ElNaggar explained that Sapho goes beyond just notifying you of an action—it also extracts the relevant task. Typically, you would have to log in and make your way through an enterprise system of record to complete the task.
“We are pulling a little atomic unit of Concur, the purchase requisition, and you can click right there and get it done whatever device you are on or whether you’re in Microsoft Teams or email,” ElNaggar said.
Minihan compared it to ordering a Lyft or Uber on your phone or other consumer-friendly apps that take just a few clicks to operate. Citrix Workspace is designed to automatically serve up tasks that knowledge workers need to focus on and speed the process of getting them done. Sapho’s micro applications consolidate access to tools, activities and tasks in an easy, unified work feed.
Personalizing the Workplace
“The Citrix/Sapho deal is pretty interesting, especially how it aligns with practices that focus on ‘personalizing’ the workplace in order to enhance employees’ experience and productivity,” Pund-IT analyst Charles King told eWEEK. “We’ve seen this before in broader initiatives, like BYOD, but it also reflects a common belief that younger, savvy workers will gravitate toward employers who understand the value of intelligently using technology.”
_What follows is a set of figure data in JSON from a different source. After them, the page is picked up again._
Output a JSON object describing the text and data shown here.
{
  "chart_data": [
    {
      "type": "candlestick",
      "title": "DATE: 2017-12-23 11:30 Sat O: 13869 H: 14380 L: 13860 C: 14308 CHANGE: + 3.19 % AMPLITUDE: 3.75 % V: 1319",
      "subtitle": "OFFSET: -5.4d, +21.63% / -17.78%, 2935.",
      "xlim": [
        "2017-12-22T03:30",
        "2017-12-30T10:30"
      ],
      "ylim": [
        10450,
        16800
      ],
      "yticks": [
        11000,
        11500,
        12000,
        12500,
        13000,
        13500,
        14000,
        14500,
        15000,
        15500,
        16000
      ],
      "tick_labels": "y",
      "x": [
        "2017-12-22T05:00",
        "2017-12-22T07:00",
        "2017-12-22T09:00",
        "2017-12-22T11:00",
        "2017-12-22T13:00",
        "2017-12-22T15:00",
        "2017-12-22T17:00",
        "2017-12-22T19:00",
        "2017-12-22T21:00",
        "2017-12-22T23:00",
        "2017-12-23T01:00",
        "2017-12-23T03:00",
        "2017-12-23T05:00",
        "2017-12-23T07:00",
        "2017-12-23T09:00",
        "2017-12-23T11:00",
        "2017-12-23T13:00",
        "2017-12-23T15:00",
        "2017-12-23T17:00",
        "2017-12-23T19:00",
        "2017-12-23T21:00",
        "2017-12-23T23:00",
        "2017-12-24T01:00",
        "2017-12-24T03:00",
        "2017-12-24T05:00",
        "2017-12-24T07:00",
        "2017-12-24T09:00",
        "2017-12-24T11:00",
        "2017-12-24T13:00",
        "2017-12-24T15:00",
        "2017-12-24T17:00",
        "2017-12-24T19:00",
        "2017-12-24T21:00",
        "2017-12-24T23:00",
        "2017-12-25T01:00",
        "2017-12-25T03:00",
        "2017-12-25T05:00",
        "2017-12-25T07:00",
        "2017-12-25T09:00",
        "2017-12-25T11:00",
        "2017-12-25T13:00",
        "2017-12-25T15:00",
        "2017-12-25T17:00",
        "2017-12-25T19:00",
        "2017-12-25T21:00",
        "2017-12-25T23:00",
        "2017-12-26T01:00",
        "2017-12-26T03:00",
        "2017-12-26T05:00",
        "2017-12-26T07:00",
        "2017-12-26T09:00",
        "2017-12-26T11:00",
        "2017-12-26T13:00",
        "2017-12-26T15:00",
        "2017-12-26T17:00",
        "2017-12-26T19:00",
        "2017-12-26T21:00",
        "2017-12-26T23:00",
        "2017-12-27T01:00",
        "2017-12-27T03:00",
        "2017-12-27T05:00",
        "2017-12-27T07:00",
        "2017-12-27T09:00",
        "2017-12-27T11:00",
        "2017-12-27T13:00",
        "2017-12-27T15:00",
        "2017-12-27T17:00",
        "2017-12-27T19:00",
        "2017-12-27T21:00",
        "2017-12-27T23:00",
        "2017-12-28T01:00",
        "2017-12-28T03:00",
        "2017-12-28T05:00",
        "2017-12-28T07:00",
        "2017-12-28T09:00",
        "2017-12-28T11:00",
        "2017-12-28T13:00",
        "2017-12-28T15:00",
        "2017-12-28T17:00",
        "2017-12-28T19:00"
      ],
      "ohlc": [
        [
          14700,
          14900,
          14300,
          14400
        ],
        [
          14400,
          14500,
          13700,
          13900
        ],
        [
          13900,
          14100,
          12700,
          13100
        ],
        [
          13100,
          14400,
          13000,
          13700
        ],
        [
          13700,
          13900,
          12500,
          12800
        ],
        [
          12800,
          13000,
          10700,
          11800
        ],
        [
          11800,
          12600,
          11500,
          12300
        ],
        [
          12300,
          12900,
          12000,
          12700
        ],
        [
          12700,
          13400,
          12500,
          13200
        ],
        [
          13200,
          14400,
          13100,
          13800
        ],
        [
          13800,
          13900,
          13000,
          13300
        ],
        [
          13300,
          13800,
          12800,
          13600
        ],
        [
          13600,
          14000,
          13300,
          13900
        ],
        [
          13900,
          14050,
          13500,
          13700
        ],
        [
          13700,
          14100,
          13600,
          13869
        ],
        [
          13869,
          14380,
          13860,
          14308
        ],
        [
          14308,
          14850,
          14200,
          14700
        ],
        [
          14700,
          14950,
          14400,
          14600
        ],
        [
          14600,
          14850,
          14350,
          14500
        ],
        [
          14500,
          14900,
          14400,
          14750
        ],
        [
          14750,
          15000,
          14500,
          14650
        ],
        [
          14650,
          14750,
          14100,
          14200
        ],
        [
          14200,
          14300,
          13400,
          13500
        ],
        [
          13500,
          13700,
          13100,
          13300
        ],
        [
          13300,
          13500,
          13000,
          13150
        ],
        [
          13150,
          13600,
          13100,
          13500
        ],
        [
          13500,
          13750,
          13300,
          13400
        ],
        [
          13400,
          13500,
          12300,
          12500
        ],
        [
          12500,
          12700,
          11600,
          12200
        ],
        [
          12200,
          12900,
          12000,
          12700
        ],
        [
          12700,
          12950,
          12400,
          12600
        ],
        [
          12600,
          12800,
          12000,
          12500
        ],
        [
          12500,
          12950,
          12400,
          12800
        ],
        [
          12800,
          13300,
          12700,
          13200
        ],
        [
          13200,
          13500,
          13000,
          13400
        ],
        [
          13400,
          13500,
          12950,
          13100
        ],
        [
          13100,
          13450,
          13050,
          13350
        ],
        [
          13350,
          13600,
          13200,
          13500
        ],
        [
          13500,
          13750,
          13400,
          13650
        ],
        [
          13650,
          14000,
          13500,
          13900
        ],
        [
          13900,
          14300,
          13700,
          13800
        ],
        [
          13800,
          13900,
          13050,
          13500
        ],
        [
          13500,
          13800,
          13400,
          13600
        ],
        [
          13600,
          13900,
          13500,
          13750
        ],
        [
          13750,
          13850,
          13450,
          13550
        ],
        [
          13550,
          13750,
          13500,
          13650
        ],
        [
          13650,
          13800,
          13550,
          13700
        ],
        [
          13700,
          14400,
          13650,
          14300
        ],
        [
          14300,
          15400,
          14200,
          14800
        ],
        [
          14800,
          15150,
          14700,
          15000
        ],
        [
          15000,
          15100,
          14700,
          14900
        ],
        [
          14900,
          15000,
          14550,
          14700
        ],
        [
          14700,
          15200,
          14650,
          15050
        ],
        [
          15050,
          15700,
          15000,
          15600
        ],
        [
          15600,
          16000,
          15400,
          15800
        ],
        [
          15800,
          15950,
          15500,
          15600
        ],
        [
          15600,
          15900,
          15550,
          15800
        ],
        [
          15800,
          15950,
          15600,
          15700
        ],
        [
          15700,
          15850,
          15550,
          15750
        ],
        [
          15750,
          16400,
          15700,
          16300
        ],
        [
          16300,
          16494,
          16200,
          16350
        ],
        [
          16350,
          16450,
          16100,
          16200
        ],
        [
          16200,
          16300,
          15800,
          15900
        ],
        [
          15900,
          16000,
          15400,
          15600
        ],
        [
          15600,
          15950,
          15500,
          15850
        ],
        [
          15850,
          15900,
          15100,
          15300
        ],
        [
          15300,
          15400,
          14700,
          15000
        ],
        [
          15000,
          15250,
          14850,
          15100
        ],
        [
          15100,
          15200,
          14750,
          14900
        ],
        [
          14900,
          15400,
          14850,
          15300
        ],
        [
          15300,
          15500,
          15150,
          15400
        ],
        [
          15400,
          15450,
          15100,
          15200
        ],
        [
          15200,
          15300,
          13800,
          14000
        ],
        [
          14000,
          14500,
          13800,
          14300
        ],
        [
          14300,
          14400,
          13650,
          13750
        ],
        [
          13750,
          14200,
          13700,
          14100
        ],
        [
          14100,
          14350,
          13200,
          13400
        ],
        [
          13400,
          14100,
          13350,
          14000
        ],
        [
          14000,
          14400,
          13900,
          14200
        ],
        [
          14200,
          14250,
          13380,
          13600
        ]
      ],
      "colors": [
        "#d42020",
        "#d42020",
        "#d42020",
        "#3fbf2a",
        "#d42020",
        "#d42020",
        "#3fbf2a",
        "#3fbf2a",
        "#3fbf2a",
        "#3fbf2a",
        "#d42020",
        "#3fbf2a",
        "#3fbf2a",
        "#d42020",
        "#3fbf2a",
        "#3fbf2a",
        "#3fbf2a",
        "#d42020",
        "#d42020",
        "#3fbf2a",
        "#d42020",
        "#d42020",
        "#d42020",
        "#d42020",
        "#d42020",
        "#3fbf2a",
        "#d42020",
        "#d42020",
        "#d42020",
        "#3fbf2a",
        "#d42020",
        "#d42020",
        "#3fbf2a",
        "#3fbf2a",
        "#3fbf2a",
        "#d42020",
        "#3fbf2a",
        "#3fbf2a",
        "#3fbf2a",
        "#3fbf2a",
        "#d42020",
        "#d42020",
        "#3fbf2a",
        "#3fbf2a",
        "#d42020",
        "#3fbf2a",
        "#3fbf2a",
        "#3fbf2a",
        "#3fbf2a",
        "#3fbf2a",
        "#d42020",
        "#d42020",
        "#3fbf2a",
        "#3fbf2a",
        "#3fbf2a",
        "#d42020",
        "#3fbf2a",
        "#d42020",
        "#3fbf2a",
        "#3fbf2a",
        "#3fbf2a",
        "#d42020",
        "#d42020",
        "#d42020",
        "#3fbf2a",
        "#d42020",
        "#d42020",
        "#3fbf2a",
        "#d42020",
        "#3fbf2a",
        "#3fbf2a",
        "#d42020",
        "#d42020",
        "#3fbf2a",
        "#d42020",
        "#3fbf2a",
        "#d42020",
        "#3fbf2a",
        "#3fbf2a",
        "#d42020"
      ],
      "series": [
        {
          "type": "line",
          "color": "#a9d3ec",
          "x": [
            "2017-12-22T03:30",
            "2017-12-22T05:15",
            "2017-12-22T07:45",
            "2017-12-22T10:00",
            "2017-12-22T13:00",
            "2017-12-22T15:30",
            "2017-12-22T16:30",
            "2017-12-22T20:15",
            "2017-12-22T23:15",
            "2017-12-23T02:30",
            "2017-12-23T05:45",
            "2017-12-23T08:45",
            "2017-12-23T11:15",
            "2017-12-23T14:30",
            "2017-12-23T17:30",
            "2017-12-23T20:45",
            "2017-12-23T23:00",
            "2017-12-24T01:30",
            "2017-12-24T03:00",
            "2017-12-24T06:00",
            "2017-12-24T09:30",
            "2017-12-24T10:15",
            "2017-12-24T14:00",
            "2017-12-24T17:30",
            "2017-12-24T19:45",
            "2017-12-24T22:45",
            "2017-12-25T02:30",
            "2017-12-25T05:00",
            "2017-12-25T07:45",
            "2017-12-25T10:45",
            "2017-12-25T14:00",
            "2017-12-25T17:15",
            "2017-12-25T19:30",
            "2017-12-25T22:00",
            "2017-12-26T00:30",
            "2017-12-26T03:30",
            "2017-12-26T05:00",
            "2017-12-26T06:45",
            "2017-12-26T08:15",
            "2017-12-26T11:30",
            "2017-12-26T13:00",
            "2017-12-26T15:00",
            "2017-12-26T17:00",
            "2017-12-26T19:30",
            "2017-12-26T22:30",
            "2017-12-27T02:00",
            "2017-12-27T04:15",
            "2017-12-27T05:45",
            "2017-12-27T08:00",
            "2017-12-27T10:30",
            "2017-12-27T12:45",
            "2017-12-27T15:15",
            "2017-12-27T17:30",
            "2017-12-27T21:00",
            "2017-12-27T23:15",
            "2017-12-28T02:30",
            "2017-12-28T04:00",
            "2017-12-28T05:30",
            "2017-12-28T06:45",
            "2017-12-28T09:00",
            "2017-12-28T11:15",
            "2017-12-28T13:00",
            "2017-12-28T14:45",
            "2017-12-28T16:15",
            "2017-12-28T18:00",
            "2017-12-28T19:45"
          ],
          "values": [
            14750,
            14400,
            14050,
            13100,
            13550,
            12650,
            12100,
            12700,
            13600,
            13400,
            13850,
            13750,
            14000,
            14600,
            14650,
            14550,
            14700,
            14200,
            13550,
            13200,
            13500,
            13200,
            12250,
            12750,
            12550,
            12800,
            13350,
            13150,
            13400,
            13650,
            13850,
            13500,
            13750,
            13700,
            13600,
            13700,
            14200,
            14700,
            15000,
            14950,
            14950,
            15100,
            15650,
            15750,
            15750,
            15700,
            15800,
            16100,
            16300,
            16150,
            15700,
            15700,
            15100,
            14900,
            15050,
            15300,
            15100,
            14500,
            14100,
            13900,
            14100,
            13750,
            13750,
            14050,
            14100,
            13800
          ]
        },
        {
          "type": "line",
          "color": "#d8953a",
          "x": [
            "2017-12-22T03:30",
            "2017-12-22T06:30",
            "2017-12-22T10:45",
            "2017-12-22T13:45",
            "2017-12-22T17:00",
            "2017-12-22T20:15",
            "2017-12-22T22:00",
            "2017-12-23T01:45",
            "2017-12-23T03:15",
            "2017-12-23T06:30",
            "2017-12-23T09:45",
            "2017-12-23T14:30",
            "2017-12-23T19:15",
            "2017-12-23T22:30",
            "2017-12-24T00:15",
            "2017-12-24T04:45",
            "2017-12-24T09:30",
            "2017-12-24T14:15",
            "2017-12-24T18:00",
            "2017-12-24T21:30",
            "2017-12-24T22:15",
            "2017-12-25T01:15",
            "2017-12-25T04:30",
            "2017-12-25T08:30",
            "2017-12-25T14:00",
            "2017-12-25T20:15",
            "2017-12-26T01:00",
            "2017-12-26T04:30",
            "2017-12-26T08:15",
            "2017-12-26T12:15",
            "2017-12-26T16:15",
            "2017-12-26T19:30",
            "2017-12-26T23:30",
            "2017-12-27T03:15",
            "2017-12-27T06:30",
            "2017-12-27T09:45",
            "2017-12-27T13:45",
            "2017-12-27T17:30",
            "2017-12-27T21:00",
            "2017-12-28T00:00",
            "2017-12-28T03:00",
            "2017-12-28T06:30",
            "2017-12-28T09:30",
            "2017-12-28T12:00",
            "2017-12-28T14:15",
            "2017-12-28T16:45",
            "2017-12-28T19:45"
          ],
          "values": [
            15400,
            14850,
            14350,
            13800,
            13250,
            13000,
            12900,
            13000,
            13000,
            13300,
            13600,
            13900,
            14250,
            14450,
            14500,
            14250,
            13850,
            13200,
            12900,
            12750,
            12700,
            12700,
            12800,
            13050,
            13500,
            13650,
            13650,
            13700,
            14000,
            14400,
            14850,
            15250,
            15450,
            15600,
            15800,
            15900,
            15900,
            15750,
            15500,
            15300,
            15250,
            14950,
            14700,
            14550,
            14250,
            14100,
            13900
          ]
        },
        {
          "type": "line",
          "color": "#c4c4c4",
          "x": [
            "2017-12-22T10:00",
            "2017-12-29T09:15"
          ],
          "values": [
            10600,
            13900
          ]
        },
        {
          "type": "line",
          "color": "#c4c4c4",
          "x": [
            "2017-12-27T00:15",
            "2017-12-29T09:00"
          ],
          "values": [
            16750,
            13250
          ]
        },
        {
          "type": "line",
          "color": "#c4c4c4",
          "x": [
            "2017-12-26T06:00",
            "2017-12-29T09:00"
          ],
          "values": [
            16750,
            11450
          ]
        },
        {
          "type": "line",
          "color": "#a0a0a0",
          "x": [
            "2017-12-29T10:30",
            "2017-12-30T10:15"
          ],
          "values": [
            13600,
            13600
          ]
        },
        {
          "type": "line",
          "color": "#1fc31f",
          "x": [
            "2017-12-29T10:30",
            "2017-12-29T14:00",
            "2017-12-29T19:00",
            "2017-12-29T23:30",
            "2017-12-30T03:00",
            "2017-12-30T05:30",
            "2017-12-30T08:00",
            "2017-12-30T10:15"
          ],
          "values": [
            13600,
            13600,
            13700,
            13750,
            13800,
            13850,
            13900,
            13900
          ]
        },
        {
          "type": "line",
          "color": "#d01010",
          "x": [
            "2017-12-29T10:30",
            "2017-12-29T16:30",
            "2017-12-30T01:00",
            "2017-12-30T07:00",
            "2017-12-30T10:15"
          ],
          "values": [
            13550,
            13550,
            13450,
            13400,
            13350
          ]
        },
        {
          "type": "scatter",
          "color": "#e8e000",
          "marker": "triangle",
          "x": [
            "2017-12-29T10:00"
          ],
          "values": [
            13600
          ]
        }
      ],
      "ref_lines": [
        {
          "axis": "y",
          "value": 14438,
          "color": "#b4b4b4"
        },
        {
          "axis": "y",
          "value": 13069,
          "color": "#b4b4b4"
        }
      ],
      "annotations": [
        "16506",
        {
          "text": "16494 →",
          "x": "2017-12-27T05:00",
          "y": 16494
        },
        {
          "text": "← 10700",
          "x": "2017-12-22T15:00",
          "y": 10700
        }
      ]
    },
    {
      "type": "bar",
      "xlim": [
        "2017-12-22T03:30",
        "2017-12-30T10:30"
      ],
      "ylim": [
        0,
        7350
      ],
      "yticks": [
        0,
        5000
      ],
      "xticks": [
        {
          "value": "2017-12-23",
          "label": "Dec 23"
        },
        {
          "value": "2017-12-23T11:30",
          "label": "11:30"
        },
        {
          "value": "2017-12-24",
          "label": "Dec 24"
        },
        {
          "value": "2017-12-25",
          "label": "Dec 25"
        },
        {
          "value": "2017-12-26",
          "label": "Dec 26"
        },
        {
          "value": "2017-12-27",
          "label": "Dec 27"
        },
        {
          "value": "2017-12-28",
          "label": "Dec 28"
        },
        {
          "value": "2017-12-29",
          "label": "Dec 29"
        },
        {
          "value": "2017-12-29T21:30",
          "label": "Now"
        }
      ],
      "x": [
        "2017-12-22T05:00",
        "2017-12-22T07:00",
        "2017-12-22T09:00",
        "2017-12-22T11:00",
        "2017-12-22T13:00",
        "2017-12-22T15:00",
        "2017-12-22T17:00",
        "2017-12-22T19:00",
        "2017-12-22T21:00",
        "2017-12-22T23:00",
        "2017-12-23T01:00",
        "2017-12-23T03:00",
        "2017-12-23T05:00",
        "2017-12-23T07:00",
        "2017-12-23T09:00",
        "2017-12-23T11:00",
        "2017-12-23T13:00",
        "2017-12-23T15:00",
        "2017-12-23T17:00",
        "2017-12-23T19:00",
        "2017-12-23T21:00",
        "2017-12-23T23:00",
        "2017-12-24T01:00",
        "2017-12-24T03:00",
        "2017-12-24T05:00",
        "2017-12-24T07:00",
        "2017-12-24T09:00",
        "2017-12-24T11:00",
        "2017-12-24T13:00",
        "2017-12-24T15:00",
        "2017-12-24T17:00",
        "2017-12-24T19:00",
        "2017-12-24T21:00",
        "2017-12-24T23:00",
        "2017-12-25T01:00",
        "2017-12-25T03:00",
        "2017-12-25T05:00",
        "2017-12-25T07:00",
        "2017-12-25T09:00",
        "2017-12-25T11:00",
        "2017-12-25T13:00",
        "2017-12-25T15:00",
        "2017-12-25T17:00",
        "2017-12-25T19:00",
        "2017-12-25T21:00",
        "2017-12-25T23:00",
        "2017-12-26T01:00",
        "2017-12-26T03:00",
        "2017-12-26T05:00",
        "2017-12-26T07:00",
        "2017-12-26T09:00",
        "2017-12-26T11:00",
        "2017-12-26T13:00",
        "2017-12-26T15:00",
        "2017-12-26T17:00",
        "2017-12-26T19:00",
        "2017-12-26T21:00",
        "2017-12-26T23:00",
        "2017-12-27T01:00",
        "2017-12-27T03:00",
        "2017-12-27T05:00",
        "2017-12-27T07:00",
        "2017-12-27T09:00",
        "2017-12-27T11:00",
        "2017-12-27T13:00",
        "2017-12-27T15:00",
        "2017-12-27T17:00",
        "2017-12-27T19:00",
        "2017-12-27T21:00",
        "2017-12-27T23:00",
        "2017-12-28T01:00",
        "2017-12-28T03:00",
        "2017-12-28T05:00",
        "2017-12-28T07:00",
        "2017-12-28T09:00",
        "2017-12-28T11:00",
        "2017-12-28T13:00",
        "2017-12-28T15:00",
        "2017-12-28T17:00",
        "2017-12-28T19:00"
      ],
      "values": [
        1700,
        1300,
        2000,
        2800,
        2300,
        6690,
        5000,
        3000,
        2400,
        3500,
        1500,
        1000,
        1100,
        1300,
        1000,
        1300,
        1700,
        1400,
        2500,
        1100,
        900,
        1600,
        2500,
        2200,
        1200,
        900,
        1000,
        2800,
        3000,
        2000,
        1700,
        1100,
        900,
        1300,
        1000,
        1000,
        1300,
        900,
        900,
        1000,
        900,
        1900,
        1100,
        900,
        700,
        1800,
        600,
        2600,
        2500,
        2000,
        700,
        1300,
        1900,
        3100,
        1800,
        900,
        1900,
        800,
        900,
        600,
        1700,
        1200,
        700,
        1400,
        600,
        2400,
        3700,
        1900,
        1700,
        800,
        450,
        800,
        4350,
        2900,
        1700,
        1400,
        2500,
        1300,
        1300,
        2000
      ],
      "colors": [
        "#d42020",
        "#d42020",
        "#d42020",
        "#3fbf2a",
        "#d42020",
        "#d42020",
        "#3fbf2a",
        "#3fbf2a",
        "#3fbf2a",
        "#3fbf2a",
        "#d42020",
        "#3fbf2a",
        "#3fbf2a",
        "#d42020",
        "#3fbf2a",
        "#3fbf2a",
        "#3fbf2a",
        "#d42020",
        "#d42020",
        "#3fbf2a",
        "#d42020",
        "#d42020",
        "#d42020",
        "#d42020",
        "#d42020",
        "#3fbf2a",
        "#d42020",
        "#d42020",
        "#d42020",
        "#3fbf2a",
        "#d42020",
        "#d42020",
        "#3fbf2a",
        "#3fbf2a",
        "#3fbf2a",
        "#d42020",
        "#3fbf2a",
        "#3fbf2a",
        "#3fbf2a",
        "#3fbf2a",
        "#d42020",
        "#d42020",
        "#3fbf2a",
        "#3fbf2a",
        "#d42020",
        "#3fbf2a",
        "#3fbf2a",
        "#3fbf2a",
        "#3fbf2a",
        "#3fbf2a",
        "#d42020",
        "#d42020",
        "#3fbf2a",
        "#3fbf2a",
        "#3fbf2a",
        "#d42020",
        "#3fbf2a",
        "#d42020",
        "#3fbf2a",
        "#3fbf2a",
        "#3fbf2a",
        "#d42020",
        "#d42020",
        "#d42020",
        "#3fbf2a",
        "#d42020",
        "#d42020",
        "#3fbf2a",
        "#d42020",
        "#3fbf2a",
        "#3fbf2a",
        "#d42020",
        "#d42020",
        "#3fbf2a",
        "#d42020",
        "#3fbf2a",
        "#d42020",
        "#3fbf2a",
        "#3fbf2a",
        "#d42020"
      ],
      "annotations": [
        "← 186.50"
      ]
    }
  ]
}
Teams at Citrix and Sapho already are working together on integration and hope to have Sapho completely integrated as part of the Citrix Workspace offering by the middle of 2019. Sapho has about 90 employees, most of whom will move from the company’s San Bruno, Calif., headquarter to the Citrix main campus in nearby Santa Clara, Calif. ElNaggar said Sapho has a large engineering team in Prague, Czech Republic, that will now become a global engineering center for Citrix.
451 Research analyst Chris Marsh said that a growing number of organizations see a need to securely aggregate and automate access to applications and data from an increasing number and variety of sources, both on-premises and in the cloud.
“Citrix understands the need and is evolving its workspaces product to balance security with an improved end-user experience with the goal of elevating employee productivity, and reducing frustration with corporate IT systems among users,” Marsh said in a media advisory.